The restaurant owner would send food home with Cheryl, which helped them save money.

"We weren't spending hardly anything on groceries," she says.

"You don't have a lot of expenses," Randy says of life on the boat. "You don't have rent, you don't have vehicles, you don't even need a lot of clothes, really."

Along with working for a paycheck, they were also keeping Caribee afloat.

"People think you're just sitting around drinking pina coladas, but it's a lot of work," Randy says.

MATES AND PARTNERS

How did they get along, living in such close quarters all that time?

"We get asked that a lot," Cheryl says. "I think it made our relationship stronger."

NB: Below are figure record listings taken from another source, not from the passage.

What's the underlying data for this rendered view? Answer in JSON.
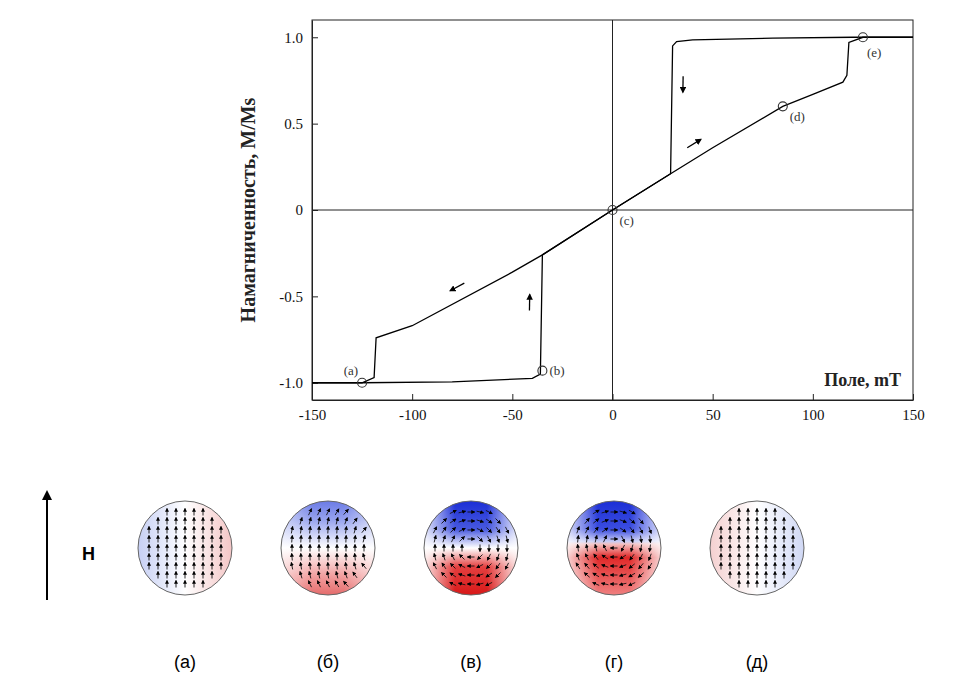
{
  "chart_data": {
    "type": "line",
    "y_label": "Намагниченность, M/Ms",
    "x_label": "Поле, mT",
    "xlim": [
      -150,
      150
    ],
    "ylim": [
      -1.1,
      1.1
    ],
    "xticks": [
      -150,
      -100,
      -50,
      0,
      50,
      100,
      150
    ],
    "yticks": [
      {
        "value": -1,
        "label": "-1.0"
      },
      -0.5,
      0,
      0.5,
      {
        "value": 1,
        "label": "1.0"
      }
    ],
    "series": [
      {
        "color": "#000000",
        "x": [
          150,
          120,
          80,
          40,
          32,
          30,
          29,
          0,
          -35,
          -50,
          -100,
          -118,
          -119,
          -125,
          -150
        ],
        "values": [
          1.0,
          1.0,
          0.995,
          0.985,
          0.975,
          0.95,
          0.21,
          0,
          -0.26,
          -0.36,
          -0.67,
          -0.74,
          -0.97,
          -1.0,
          -1.0
        ]
      },
      {
        "color": "#000000",
        "x": [
          -150,
          -125,
          -80,
          -40,
          -36,
          -35,
          0,
          29,
          50,
          85,
          100,
          115,
          117,
          118,
          125,
          150
        ],
        "values": [
          -1.0,
          -1.0,
          -0.995,
          -0.975,
          -0.95,
          -0.26,
          0,
          0.21,
          0.36,
          0.6,
          0.67,
          0.74,
          0.78,
          0.97,
          1.0,
          1.0
        ]
      }
    ],
    "points": [
      {
        "label": "(a)",
        "x": -125,
        "y": -1.0
      },
      {
        "label": "(b)",
        "x": -35,
        "y": -0.93
      },
      {
        "label": "(c)",
        "x": 0,
        "y": 0
      },
      {
        "label": "(d)",
        "x": 85,
        "y": 0.6
      },
      {
        "label": "(e)",
        "x": 125,
        "y": 1.0
      }
    ]
  },
  "diagrams": {
    "field_label": "H",
    "labels": [
      "(а)",
      "(б)",
      "(в)",
      "(г)",
      "(д)"
    ]
  }
}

Randy adds in a later email that they were not only a couple but crew members on Caribee: "You feel a strong sense of shared responsibility for the safety of each other and the boat. That carries over to the rest of your relationship, I believe, and I know it brought us very much closer emotionally as a couple."

After 15 years spent mostly in the Caribbean, they went through the Panama Canal and sailed the South Pacific.

The chapter about their time on the remote island of Kanton just might make a sailor out of the most dedicated landlubber, though the following chapter, a dramatic detailing of the horror of the tsunami after an offshore earthquake, is a serious reality check.

By 2012, they were coming back to Clinton regularly to care for Randy's mother and aunt, leaving Caribee in Fiji. They finally sold the boat last year and live full-time in the home they inherited from Randy's aunt.

Randy began writing Half Fast in 2013 and got editing help from Iribarren.

"I'm biased, but I thought it was very well written," Iribarren says. "He's also inspired me to write a book."

Cheryl's brother, McCormac, who is not a sailor, calls it: "Sailing for dummies. It was an easy read. I think his boating buddies would get it, and regular folks would get it."

After so long on the water living pretty much by their own rules, the Bakers seem relatively content to be back.

"This is a good place to live," Cheryl says. "It feels like home."

"We've talked about selling this out and maybe getting another boat," Randy says. "But a boat is a lot of work, and I've gotten used to not doing boat work."